Dalla tomba di Gesù ai tunnel dei vietcong: le storie (in)credibili dell'Oriente Estremo

Cristo si è fermato a Shingo, l'ultimo libro del giornalista Marco Lupis, raccoglie decine di reportage scritti in Asia tra il 2000 e il 2001. Il risultato è un racconto organico che propone ai lettori un Oriente che non esiste più

Dalla tomba di Gesù ai tunnel dei vietcong: le storie (in)credibili dell'Oriente Estremo

La “tomba di Gesù Cristo” sperduta nei territori settentrionali del Giappone. Le ultime Geishe dell'antico quartiere di Asakusa, a Tokyo. I tunnel dei vietcong in Vietnam, nell'inferno che costò la vita a migliaia di soldati americani. Per non parlare della “ferrovia maledetta” in Thailandia, della Corea del Nord e di altre storie bizzarre che hanno un unico, minimo comune denominatore: l'Asia, o meglio ancora, l'Oriente Estremo. L'ultimo libro del giornalista Marco Lupis si intitola Cristo si è fermato a Shingo (Marlin Editore) e, come recita il sottotitolo, comprende “Storie incredibili dell'Oriente Estremo”. Storie, si badi bene, rielaborate dall'enorme bagaglio professionale dell'autore, che per almeno due decenni ha coperto l'Asia-Pacifico per numerose testate, dalla Rai all'Espresso passando per Panorama e Corriere della Sera.

Storie dell'Asia, storie dall'Asia

Il libro di Lupis raccoglie decine e decine di reportage scritti a cavallo tra il 2000 e il 2001 quando, per conto di molteplici giornali e settimanali, l'autore ha intrapreso un viaggio itinerante attraverso l'Oriente. Un periplo che, tra le altre mete, lo ha portato ad attraversare Paesi come l'India, il Giappone, il Laos, le remote isole Kurili e persino l'Antartide. Il risultato è un racconto organico, scritto con una prosa agile e comprensibile, che propone ai lettori un Oriente “indefinito”, reso fantastico non solo dalle vicende narrate ma anche dall'ambiguità dei suoi confini.

Già, perché nel volume non si parla soltanto di quei due o tre Paesi che costituiscono l'Asia nell'immaginario dell'opinione pubblica. Lupis racconta delle peripezie affrontate per raggiungere l'Antartide, delle isole Hawai e pure dell'Australia.
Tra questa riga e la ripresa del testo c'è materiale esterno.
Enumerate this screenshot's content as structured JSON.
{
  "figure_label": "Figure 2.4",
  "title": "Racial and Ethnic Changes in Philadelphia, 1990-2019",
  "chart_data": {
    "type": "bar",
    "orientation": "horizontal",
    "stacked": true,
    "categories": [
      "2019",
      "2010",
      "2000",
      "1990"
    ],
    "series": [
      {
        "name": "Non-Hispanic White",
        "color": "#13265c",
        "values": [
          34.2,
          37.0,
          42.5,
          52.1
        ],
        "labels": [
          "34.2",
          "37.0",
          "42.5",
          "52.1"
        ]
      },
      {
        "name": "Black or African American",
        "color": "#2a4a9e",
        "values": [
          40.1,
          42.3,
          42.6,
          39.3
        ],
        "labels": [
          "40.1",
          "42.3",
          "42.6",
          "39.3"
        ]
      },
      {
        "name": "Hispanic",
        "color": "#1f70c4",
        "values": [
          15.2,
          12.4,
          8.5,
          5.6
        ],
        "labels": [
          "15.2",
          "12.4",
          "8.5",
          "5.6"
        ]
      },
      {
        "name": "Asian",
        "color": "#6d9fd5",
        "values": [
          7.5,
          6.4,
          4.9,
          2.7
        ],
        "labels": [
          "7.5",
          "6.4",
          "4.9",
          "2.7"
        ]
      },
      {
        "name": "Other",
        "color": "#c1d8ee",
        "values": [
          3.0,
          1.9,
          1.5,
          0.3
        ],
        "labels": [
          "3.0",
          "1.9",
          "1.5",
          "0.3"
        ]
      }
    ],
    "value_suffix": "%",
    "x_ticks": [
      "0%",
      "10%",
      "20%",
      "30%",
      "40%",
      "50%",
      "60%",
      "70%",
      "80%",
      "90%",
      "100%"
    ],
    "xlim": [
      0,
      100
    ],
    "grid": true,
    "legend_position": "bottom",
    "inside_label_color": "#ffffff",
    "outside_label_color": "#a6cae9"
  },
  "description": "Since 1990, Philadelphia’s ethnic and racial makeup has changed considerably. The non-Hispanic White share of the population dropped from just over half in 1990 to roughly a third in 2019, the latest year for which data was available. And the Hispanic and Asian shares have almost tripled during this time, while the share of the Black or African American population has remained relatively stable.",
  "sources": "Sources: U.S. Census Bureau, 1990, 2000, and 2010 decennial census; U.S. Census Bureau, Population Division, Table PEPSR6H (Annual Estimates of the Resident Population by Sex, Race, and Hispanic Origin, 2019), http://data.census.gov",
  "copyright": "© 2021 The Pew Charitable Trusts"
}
Un Paese, quest'ultimo, grande 20 volte l'Italia, che imita l'Europa, ha radici occidentali, ma che si ritrova incastonato nell'Indo-Pacifico.

Le storie di Lupis, che sembrano uscite da un racconto di Kipling, Conrad o Salgari, sono frammenti di un passato asiatico da studiare, o almeno da ripercorrere, per capire il presente di un continente diventato, nel giro di pochi decenni, l'“ombelico del mondo”.

Un “romanzo reportage”

Il viaggio affrontato da Lupis è stato condotto senza particolare fretta, tra l'invio di un articolo e l'altro ai giornali per i quali lavorava all'epoca. Di tanto in tanto, però il giornalista si imbatteva in alcune brevi storie fantastiche, al limite del credibile, che erano reali, certo, ma assolutamente fuori dall'ordinario.

Gli esempi sono numerosi. Si va dalla tomba di Gesù alle nuove Geishe, dai lottatori di Sumo alla prostituzione minorile, dai mezzi di trasporto alle spie, dai canguri all’ultimo eunuco dell’imperatore. Questi sono i frammenti di un Oriente fantastico. Sono esperienze raccolte in presa diretta, ma in un'altra epoca, che esplorano un mondo che ormai, a tanti anni di distanza, è irrimediabilmente scomparso ma che ci viene riproposto con fedeltà ed incanto.

Vale la pena concludere la recensione con un appunto generale sul testo: sotto quale categoria farlo rientrare? Definire il libro di Lupis una normale raccolta di reportage può apparire riduttivo, visto che si ha la sensazione che l'autore non voglia

semplicemente informare il pubblico di uno o più vicende, ma far rivivere ai lettori esperienze di un passato lontano. Proprio come accadrebbe leggendo un romanzo. Un romanzo formato però da racconti reali.